Welche Note würden Sie Schriesheim aus Sicht Ihrer Generation geben?
Schaulinski: Es fehlt nicht allzu viel, muss ich sagen, auch wenn es immer Luft nach oben gibt. Ich würde eine 2,7 geben. Allerdings finde ich auch, dass man nicht immer nur fragen darf: Was wird für uns getan? Diese Verbraucherhaltung ist die falsche Einstellung. Die Frage ist: Was tust Du selbst? Ich engagiere mich beim ASS und muss sagen: Das tut mir gut.
Grauer: Soll ich die Bewertung in Punkten oder in Schulnoten geben?

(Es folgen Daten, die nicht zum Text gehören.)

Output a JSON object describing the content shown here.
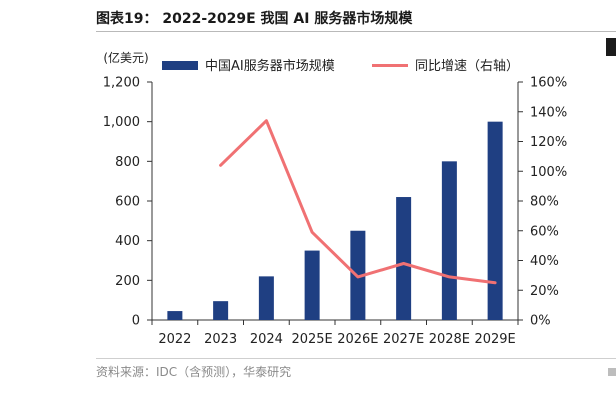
{
  "figure": {
    "title": "图表19： 2022-2029E 我国 AI 服务器市场规模",
    "source": "资料来源：IDC（含预测），华泰研究"
  },
  "chart_data": {
    "type": "bar",
    "unit_left": "(亿美元)",
    "categories": [
      "2022",
      "2023",
      "2024",
      "2025E",
      "2026E",
      "2027E",
      "2028E",
      "2029E"
    ],
    "series": [
      {
        "name": "中国AI服务器市场规模",
        "type": "bar",
        "axis": "left",
        "color": "#1f3f82",
        "values": [
          45,
          95,
          220,
          350,
          450,
          620,
          800,
          1000
        ]
      },
      {
        "name": "同比增速（右轴）",
        "type": "line",
        "axis": "right",
        "color": "#f07173",
        "values": [
          null,
          1.04,
          1.34,
          0.59,
          0.29,
          0.38,
          0.29,
          0.25
        ]
      }
    ],
    "y_left": {
      "min": 0,
      "max": 1200,
      "ticks": [
        0,
        200,
        400,
        600,
        800,
        1000,
        1200
      ],
      "tick_labels": [
        "0",
        "200",
        "400",
        "600",
        "800",
        "1,000",
        "1,200"
      ]
    },
    "y_right": {
      "min": 0,
      "max": 1.6,
      "ticks": [
        0,
        0.2,
        0.4,
        0.6,
        0.8,
        1.0,
        1.2,
        1.4,
        1.6
      ],
      "tick_labels": [
        "0%",
        "20%",
        "40%",
        "60%",
        "80%",
        "100%",
        "120%",
        "140%",
        "160%"
      ]
    },
    "legend_position": "top",
    "grid": false
  }
}
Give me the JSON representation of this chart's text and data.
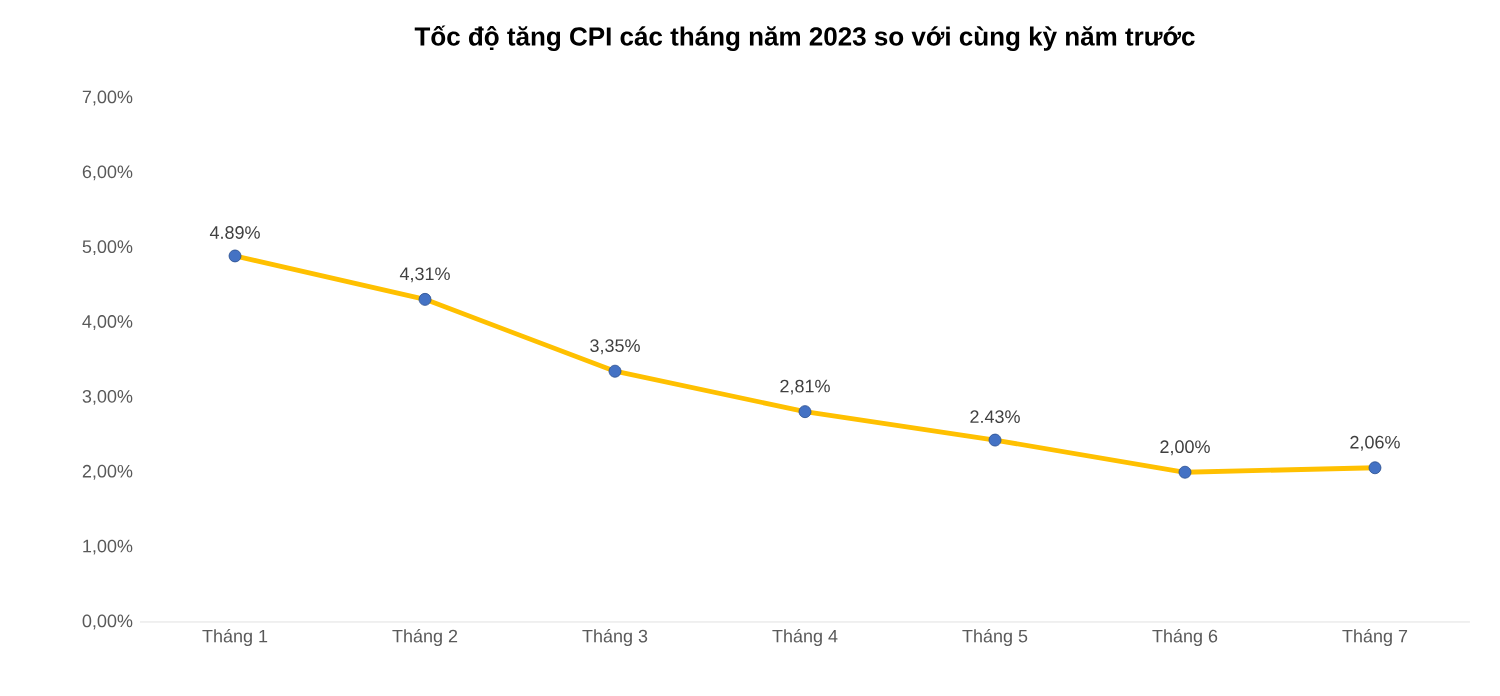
{
  "chart_data": {
    "type": "line",
    "title": "Tốc độ tăng CPI các tháng năm 2023 so với cùng kỳ năm trước",
    "categories": [
      "Tháng 1",
      "Tháng 2",
      "Tháng 3",
      "Tháng 4",
      "Tháng 5",
      "Tháng 6",
      "Tháng 7"
    ],
    "series": [
      {
        "color": "#ffc000",
        "colors": [
          "#4472c4",
          "#4472c4",
          "#4472c4",
          "#4472c4",
          "#4472c4",
          "#4472c4",
          "#4472c4"
        ],
        "values": [
          4.89,
          4.31,
          3.35,
          2.81,
          2.43,
          2.0,
          2.06
        ],
        "value_labels": [
          "4.89%",
          "4,31%",
          "3,35%",
          "2,81%",
          "2.43%",
          "2,00%",
          "2,06%"
        ]
      }
    ],
    "ylim": [
      0,
      7
    ],
    "yticks": [
      {
        "value": 0,
        "label": "0,00%"
      },
      {
        "value": 1,
        "label": "1,00%"
      },
      {
        "value": 2,
        "label": "2,00%"
      },
      {
        "value": 3,
        "label": "3,00%"
      },
      {
        "value": 4,
        "label": "4,00%"
      },
      {
        "value": 5,
        "label": "5,00%"
      },
      {
        "value": 6,
        "label": "6,00%"
      },
      {
        "value": 7,
        "label": "7,00%"
      }
    ],
    "grid": false,
    "marker": "circle",
    "line_style": "solid"
  }
}
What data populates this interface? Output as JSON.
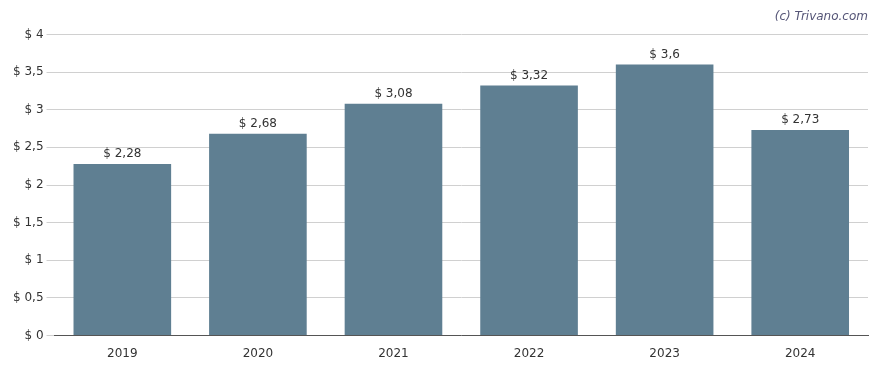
{
  "chart_data": {
    "type": "bar",
    "categories": [
      "2019",
      "2020",
      "2021",
      "2022",
      "2023",
      "2024"
    ],
    "values": [
      2.28,
      2.68,
      3.08,
      3.32,
      3.6,
      2.73
    ],
    "value_labels": [
      "$ 2,28",
      "$ 2,68",
      "$ 3,08",
      "$ 3,32",
      "$ 3,6",
      "$ 2,73"
    ],
    "data_labels": true,
    "color": "#5f7f92",
    "ylim": [
      0,
      4.0
    ],
    "yticks": [
      {
        "value": 0,
        "label": "$ 0"
      },
      {
        "value": 0.5,
        "label": "$ 0,5"
      },
      {
        "value": 1.0,
        "label": "$ 1"
      },
      {
        "value": 1.5,
        "label": "$ 1,5"
      },
      {
        "value": 2.0,
        "label": "$ 2"
      },
      {
        "value": 2.5,
        "label": "$ 2,5"
      },
      {
        "value": 3.0,
        "label": "$ 3"
      },
      {
        "value": 3.5,
        "label": "$ 3,5"
      },
      {
        "value": 4.0,
        "label": "$ 4"
      }
    ],
    "grid": true,
    "annotations": [
      "(c) Trivano.com"
    ]
  }
}
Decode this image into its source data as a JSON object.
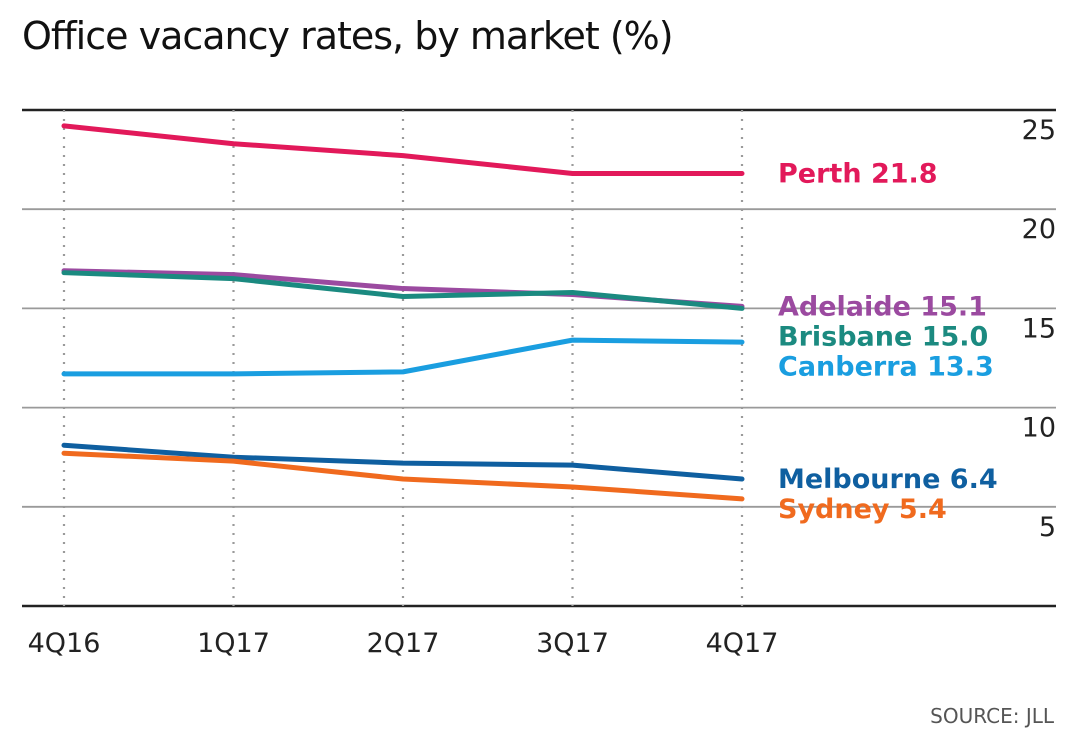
{
  "chart_data": {
    "type": "line",
    "title": "Office vacancy rates, by market (%)",
    "source": "SOURCE: JLL",
    "categories": [
      "4Q16",
      "1Q17",
      "2Q17",
      "3Q17",
      "4Q17"
    ],
    "ylim": [
      0,
      25
    ],
    "yticks": [
      5,
      10,
      15,
      20,
      25
    ],
    "series": [
      {
        "name": "Perth",
        "label": "Perth 21.8",
        "color": "#e2195a",
        "values": [
          24.2,
          23.3,
          22.7,
          21.8,
          21.8
        ]
      },
      {
        "name": "Adelaide",
        "label": "Adelaide 15.1",
        "color": "#9b4aa0",
        "values": [
          16.9,
          16.7,
          16.0,
          15.7,
          15.1
        ]
      },
      {
        "name": "Brisbane",
        "label": "Brisbane 15.0",
        "color": "#1b8a80",
        "values": [
          16.8,
          16.5,
          15.6,
          15.8,
          15.0
        ]
      },
      {
        "name": "Canberra",
        "label": "Canberra 13.3",
        "color": "#1a9ee0",
        "values": [
          11.7,
          11.7,
          11.8,
          13.4,
          13.3
        ]
      },
      {
        "name": "Melbourne",
        "label": "Melbourne 6.4",
        "color": "#0f5fa0",
        "values": [
          8.1,
          7.5,
          7.2,
          7.1,
          6.4
        ]
      },
      {
        "name": "Sydney",
        "label": "Sydney 5.4",
        "color": "#f06a1e",
        "values": [
          7.7,
          7.3,
          6.4,
          6.0,
          5.4
        ]
      }
    ]
  }
}
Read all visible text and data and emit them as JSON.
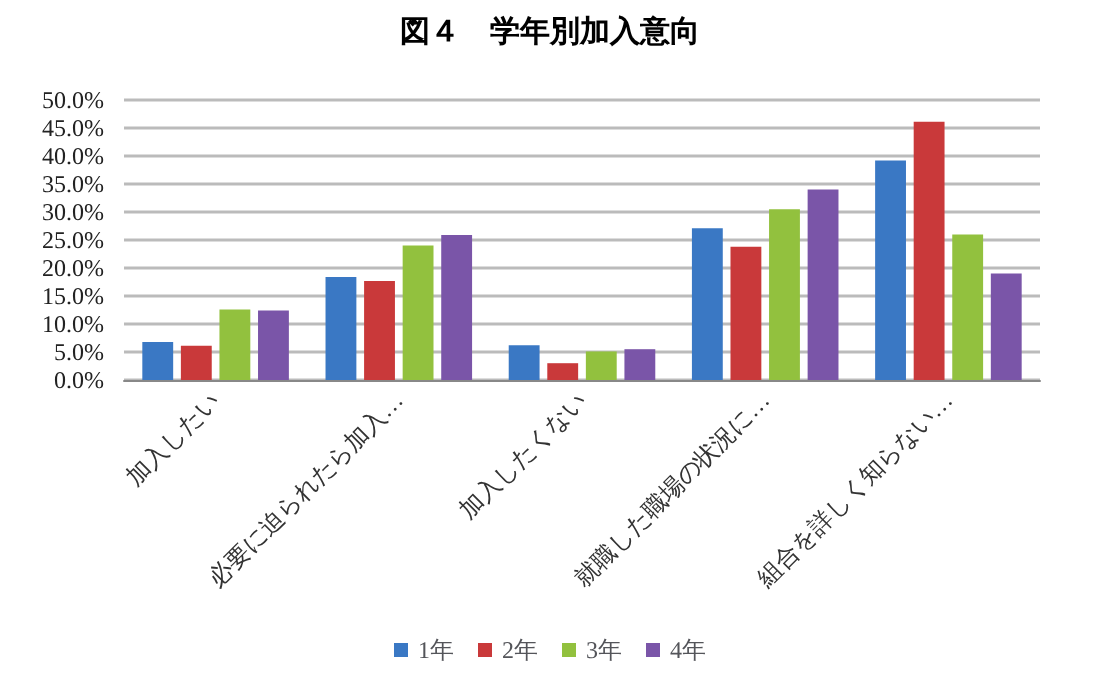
{
  "chart_data": {
    "type": "bar",
    "title": "図４　学年別加入意向",
    "categories": [
      "加入したい",
      "必要に迫られたら加入…",
      "加入したくない",
      "就職した職場の状況に…",
      "組合を詳しく知らない…"
    ],
    "series": [
      {
        "name": "1年",
        "color": "#3a78c4",
        "values": [
          6.8,
          18.4,
          6.2,
          27.1,
          39.2
        ]
      },
      {
        "name": "2年",
        "color": "#c9393a",
        "values": [
          6.1,
          17.7,
          3.0,
          23.8,
          46.1
        ]
      },
      {
        "name": "3年",
        "color": "#92c13e",
        "values": [
          12.6,
          24.0,
          5.1,
          30.5,
          26.0
        ]
      },
      {
        "name": "4年",
        "color": "#7a55a8",
        "values": [
          12.4,
          25.9,
          5.5,
          34.0,
          19.0
        ]
      }
    ],
    "ylim": [
      0,
      50
    ],
    "yticks": [
      {
        "value": 0,
        "label": "0.0%"
      },
      {
        "value": 5,
        "label": "5.0%"
      },
      {
        "value": 10,
        "label": "10.0%"
      },
      {
        "value": 15,
        "label": "15.0%"
      },
      {
        "value": 20,
        "label": "20.0%"
      },
      {
        "value": 25,
        "label": "25.0%"
      },
      {
        "value": 30,
        "label": "30.0%"
      },
      {
        "value": 35,
        "label": "35.0%"
      },
      {
        "value": 40,
        "label": "40.0%"
      },
      {
        "value": 45,
        "label": "45.0%"
      },
      {
        "value": 50,
        "label": "50.0%"
      }
    ],
    "grid": "y",
    "legend": "bottom"
  }
}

Als Abiturient gern in Punkten.
Grauer: Dann gebe ich acht oder neun Punkte. Aber die Eigeninitiative, von der Herr Schaulinski gesprochen hat, ist auch für mich ein Grund gewesen, mich bei der FDP zu engagieren. Man ist ja nie mit dem Parteiprogramm zu hundert Prozent einverstanden, aber dieser Grundgedanke gefällt mir.

Für Sie beide ist die FDP eine Familienangelegenheit. Wie würden Sie denn reagieren, wenn Sie gewählt würden?
Schaulinski: Aus gesundheitlichen Gründen könnte das wirklich schwierig werden. Aber so bekannt bin ich in Schriesheim nicht, daher ist das schon unrealistisch. Es geht um den zweiten Sitz im Rat. Andere Fraktionen können die Aufgaben gut verteilen, bei uns muss Wolfgang Renkenberger alles selbst machen. Meine Frau weiß von früher noch, was für ein Knochenjob das ist.
Grauer: Dadurch, dass meine Zukunft nach dem Abitur sowieso etwas ungewiss ist, habe ich noch nicht festgelegt, ob ich tatsächlich ein Mandat übernehmen würde.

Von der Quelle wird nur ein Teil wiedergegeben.